Can we predict car accident risk on individual road segments in Utah? Let's do our best using the power of ArcGIS and Python!
For questions about these notebooks, or to obtain the data needed to run them, please contact Daniel Wilson
We are approaching this from a supervised machine learning perspective. Using a training set of hours where accidents occurred, augmented by a sample of times/roads where they didn't, we are training a gradient boosting model with a cross-entropy loss function (logistic regression) to estimate the accident risk. Note that I say risk - we are not estimating the probability directly, but the risk is proportional to the probability. This issue stems from class imbalance: There are about 400k accidents, but when looking at all the segments and times where they didn't occur, we're now talking about 200M+ training examples. That's what we call a severe class imbalance issue. We keep the training set slightly imbalanced, and use an informative sampling approach to get the model to learn the fine grained differences between what causes a car accident or not.
We have 7 years from car crash records for the state of Utah, but that's only the start of our training set for this supervised machine learning problem. We use many different features to try to differentiate between car accidents occuring or not. These include:
- Road Features
- Curvature (Sinuosity)
- Orientation (East/West vs North/South)
- Speed Limit
- Surface Type
- Surface Width
- Annual Average Daily Traffic (AADT)
- Proximity to nearest intersection
- Proximity to nearest signal
- Proximity to nearest major road
- Proximity to nearest billboard
- Population density
- Historical accident counts
- Weather Features
- Temperature
- Visibility
- Precipitation/Snow Depth
- Icy
- Raining
- Snowing
- Hailing
- Thunderstorming
- Temporal Features
- Solar Azimuth/Elevation
- Time of day
- Day of the week
- Month
There are more that we could add, and likely will as we refine this process.

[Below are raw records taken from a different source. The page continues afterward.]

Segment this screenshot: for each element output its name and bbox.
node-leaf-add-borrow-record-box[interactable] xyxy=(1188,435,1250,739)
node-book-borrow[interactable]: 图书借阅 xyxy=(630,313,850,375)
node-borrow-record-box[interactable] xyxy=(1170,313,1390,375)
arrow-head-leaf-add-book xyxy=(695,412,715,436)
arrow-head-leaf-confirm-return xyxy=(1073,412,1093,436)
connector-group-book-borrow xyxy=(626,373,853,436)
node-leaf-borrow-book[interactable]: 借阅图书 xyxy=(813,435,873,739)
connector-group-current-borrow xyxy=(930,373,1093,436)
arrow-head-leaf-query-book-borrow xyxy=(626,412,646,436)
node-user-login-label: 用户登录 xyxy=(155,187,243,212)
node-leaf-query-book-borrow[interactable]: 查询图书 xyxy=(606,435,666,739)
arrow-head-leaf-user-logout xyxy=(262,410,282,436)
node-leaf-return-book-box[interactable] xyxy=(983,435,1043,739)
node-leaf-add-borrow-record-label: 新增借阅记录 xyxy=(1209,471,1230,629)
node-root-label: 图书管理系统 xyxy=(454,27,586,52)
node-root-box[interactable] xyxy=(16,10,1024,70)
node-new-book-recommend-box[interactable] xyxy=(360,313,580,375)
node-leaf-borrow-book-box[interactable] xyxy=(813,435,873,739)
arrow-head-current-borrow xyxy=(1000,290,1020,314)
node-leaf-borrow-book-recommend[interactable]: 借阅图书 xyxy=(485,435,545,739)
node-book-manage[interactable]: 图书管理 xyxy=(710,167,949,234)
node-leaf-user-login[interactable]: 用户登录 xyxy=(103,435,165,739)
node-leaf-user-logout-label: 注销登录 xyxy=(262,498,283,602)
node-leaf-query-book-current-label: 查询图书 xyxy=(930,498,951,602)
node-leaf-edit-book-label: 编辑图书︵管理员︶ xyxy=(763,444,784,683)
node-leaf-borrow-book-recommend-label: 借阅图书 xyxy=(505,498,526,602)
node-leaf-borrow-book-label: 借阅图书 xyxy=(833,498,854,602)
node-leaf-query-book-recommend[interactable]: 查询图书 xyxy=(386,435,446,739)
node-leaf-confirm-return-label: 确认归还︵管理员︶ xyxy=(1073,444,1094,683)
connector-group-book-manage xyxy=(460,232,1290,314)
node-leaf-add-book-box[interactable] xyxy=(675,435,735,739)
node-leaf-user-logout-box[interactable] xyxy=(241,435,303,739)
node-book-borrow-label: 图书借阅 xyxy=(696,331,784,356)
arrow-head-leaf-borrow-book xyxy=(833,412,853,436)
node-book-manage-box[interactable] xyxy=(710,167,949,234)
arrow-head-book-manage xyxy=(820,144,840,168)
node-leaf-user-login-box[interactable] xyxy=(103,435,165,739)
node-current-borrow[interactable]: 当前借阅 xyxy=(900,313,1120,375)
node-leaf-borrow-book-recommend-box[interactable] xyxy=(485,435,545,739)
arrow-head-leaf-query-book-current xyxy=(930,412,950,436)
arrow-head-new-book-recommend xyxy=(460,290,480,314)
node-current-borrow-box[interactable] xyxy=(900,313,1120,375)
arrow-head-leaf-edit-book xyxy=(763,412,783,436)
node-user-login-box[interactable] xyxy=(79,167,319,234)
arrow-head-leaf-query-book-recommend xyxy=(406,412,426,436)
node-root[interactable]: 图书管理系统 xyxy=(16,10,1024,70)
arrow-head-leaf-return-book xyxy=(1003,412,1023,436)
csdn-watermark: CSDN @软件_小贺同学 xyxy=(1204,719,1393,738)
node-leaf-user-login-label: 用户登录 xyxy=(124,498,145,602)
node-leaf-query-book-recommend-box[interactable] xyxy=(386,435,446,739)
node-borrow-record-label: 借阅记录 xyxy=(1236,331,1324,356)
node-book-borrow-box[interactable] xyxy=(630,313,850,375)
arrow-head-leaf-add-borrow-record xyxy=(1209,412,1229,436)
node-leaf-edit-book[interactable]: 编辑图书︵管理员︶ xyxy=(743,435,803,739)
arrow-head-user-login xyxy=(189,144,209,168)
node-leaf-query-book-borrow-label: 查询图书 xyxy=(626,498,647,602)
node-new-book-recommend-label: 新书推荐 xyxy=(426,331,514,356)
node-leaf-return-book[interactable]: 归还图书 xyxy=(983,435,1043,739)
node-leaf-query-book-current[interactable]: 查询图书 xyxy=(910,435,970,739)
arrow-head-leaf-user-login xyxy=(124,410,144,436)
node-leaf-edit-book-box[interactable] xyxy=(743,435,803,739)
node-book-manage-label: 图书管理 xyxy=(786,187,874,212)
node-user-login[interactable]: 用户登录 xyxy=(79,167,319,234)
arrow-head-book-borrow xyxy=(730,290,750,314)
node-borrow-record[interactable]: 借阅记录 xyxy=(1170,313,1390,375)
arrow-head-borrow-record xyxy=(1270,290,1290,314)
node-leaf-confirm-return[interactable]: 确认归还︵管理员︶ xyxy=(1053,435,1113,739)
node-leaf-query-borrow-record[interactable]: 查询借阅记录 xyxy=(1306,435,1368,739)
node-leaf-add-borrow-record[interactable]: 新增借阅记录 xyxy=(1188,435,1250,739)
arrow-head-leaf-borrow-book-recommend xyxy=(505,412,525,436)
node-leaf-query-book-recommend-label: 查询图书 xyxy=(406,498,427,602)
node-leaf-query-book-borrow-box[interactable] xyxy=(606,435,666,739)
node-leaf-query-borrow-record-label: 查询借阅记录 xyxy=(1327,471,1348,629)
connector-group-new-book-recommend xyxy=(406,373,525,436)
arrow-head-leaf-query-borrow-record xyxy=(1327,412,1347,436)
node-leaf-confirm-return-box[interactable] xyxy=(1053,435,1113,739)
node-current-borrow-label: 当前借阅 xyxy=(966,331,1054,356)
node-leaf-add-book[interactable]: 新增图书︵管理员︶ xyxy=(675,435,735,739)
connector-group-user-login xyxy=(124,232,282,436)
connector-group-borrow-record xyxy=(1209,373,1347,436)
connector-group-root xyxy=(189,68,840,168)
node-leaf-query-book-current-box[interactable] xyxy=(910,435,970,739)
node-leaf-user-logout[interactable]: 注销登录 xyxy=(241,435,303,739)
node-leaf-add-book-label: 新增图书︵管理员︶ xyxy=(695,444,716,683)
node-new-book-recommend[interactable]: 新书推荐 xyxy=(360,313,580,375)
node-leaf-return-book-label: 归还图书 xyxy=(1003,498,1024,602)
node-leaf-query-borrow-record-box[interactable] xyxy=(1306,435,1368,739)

We use ArcGIS Pro and Arcpy to perform some geoprocessing, followed by the ArcGIS API for Python, Pandas, and scikit-learn to prep the data. We also use some miscellaneous libraries along the way, such as Astral for solar geometry computation.
The weather data is pulled from the NOAA's API and aggregated into hourly bins per weather station. Currently, we chose to snap each road to the nearest weather station. We realize this is a poor approach, and will implement interpolation/regression to accurately asses weather conditions for each road. We would also like to bring in better weather sources, as well as real time weather forecasting as we build this into a more realtime application for situational awareness.
Any categorical variables are one-hot encoded using panda's pd.get_dummies
and all continuous
variables are converted to a z-score using scikit-learn
's StandardScaler
.
We use XGBoost library for the supervised machine
learning model. We also experimented with Deep Neural Networks, but found gradient boosting to work
better. The model is trained using a max_depth
of 6, min_child_weight
of 5.0, and a L2 penalty term
(reg_lambda
) of 1.0. We train until completion of best accuracy on a validation set with 25 rounds of
early stopping.
- prep_static_features.ipynb - ArcPy preparation of the road features
- get_weather.ipynb - pulls/transforms the NOAA weather data
- prepare_training_data.ipynb - builds a training set CSV file
- train_model.ipynb - trains the model and plots results.